Wednesday, August 31, 2016

Wildflower--St. Andrew's Cross

Recently my older sister showed me a plant that she wanted to identify.  I wasn't familiar with it, but, as it turned out, I was familiar with one of it's relatives.  Of course, I only knew the relative by face and not by name.  The plant my sister was looking at was a pineweed, hypericum gentianoides.  It has a brown woody stem.  The relative I'm more familiar with is hypericum hypericoides, or St. Andrew's Cross.  I've loved this plant since childhood, probably because I thought the yellow blooms looked like butterflies, but also because I liked the shade of green and the brown contrasts.  I probably also liked the shape of the leaves, which give the plant a handsomeness and symmetry.  Here is a little specimen growing in the front yard under my sycamore tree.  (It is a relative of St.
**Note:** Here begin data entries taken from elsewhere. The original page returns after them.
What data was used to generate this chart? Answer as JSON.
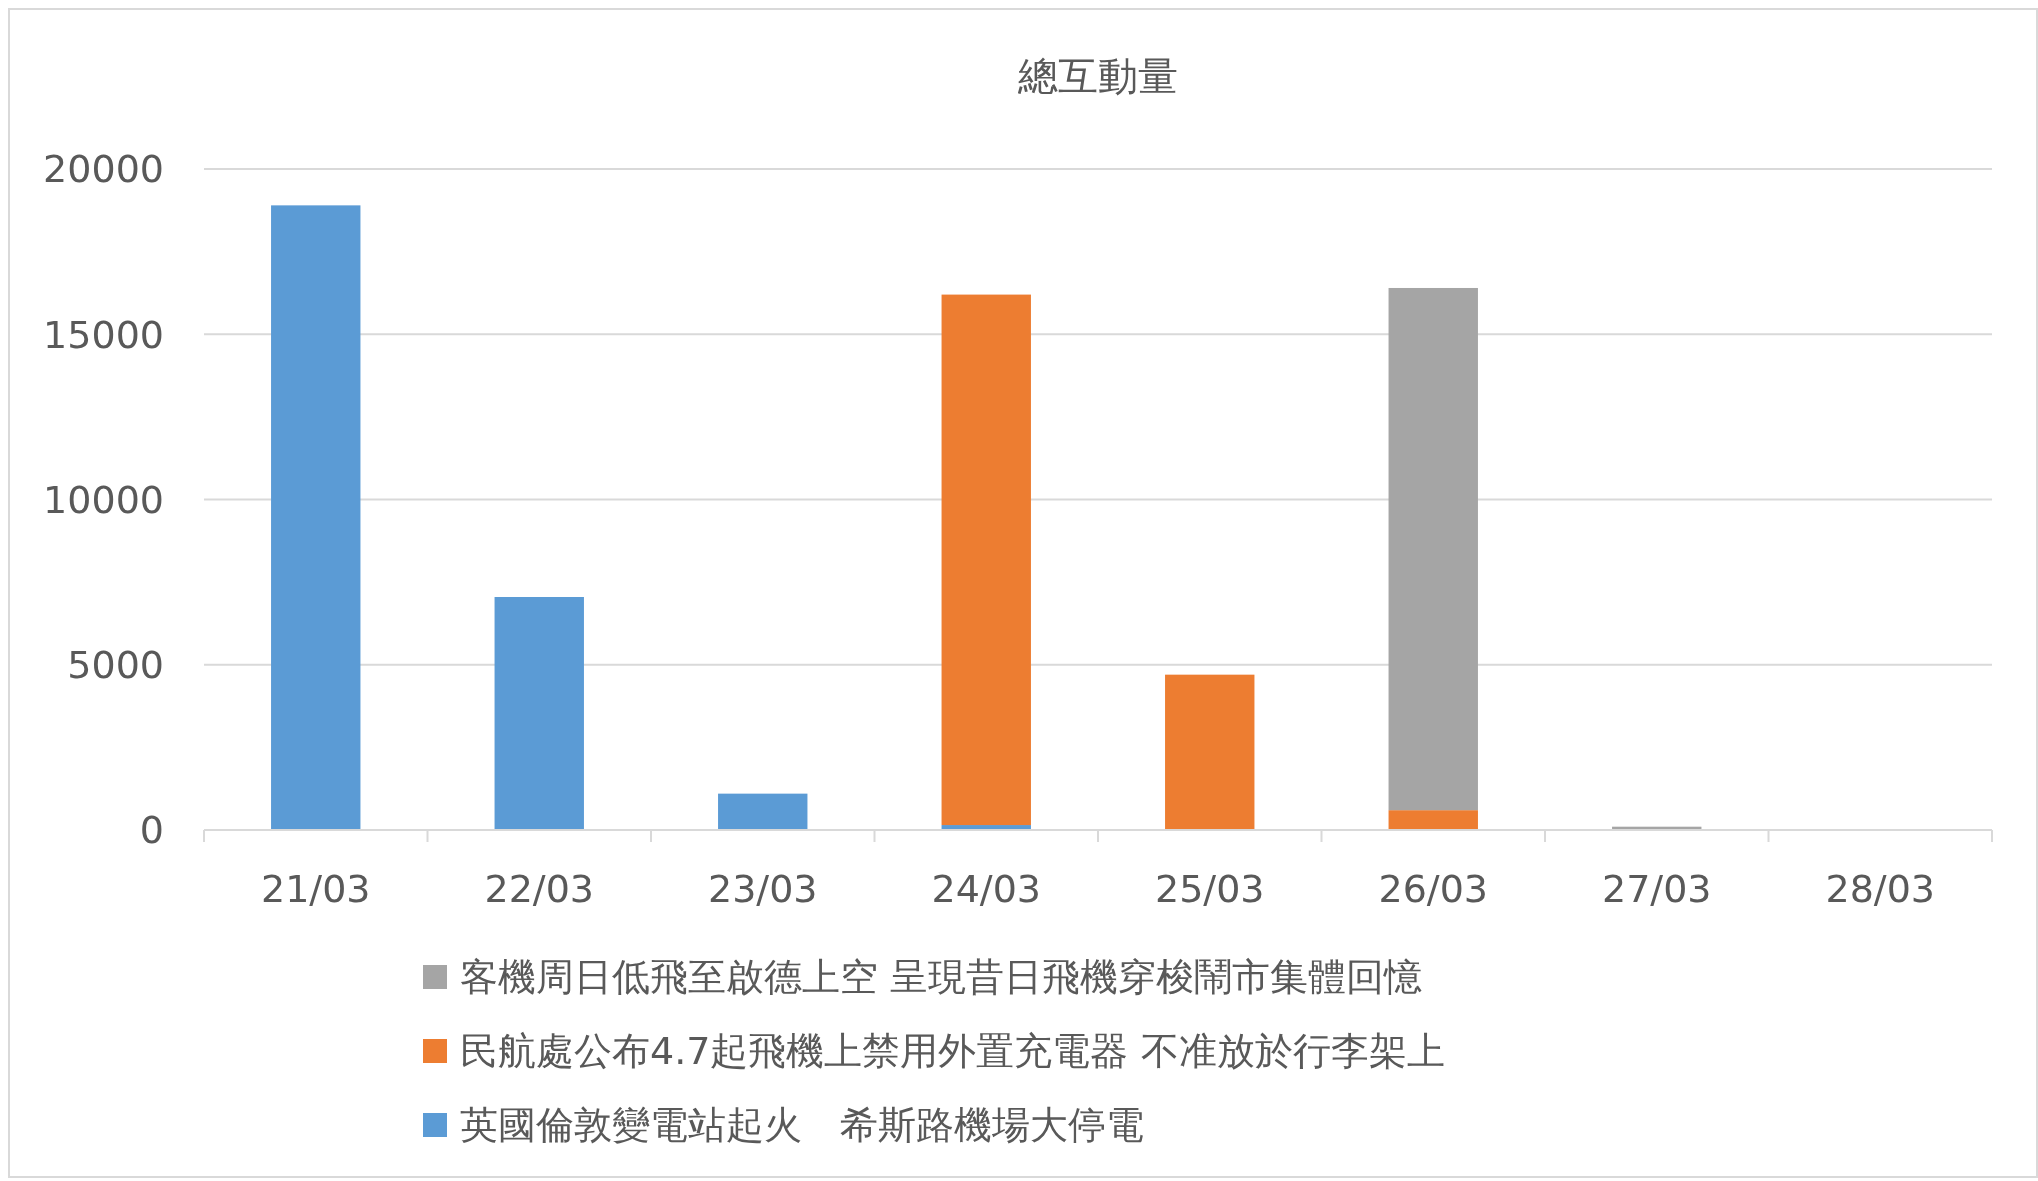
{
  "chart_data": {
    "type": "bar",
    "title": "總互動量",
    "stacked": true,
    "categories": [
      "21/03",
      "22/03",
      "23/03",
      "24/03",
      "25/03",
      "26/03",
      "27/03",
      "28/03"
    ],
    "series": [
      {
        "name": "英國倫敦變電站起火　希斯路機場大停電",
        "color": "#5b9bd5",
        "values": [
          18900,
          7050,
          1100,
          150,
          null,
          null,
          null,
          null
        ]
      },
      {
        "name": "民航處公布4.7起飛機上禁用外置充電器 不准放於行李架上",
        "color": "#ed7d31",
        "values": [
          null,
          null,
          null,
          16050,
          4700,
          600,
          null,
          null
        ]
      },
      {
        "name": "客機周日低飛至啟德上空 呈現昔日飛機穿梭鬧市集體回憶",
        "color": "#a5a5a5",
        "values": [
          null,
          null,
          null,
          null,
          null,
          15800,
          100,
          null
        ]
      }
    ],
    "ylim": [
      0,
      20000
    ],
    "yticks": [
      0,
      5000,
      10000,
      15000,
      20000
    ],
    "grid": "y",
    "legend": "bottom"
  }
}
John's wort, a plant sometimes used medicinally to treat depression.  Just looking at this little plant lifts my mood.)

1 comment:

  1. Of course I am not familiar with it, BUT but it does look amazingly like a butterfly. Love the color. As I meet folk on the net I am surprised at the folk who know fauna and flora by their 'Christian?' names, well their proper name anyway. We visited some wonderful knowledgeable folk in the wilds of Wisconsin who seemed to know the encyclopedia of plants as you do.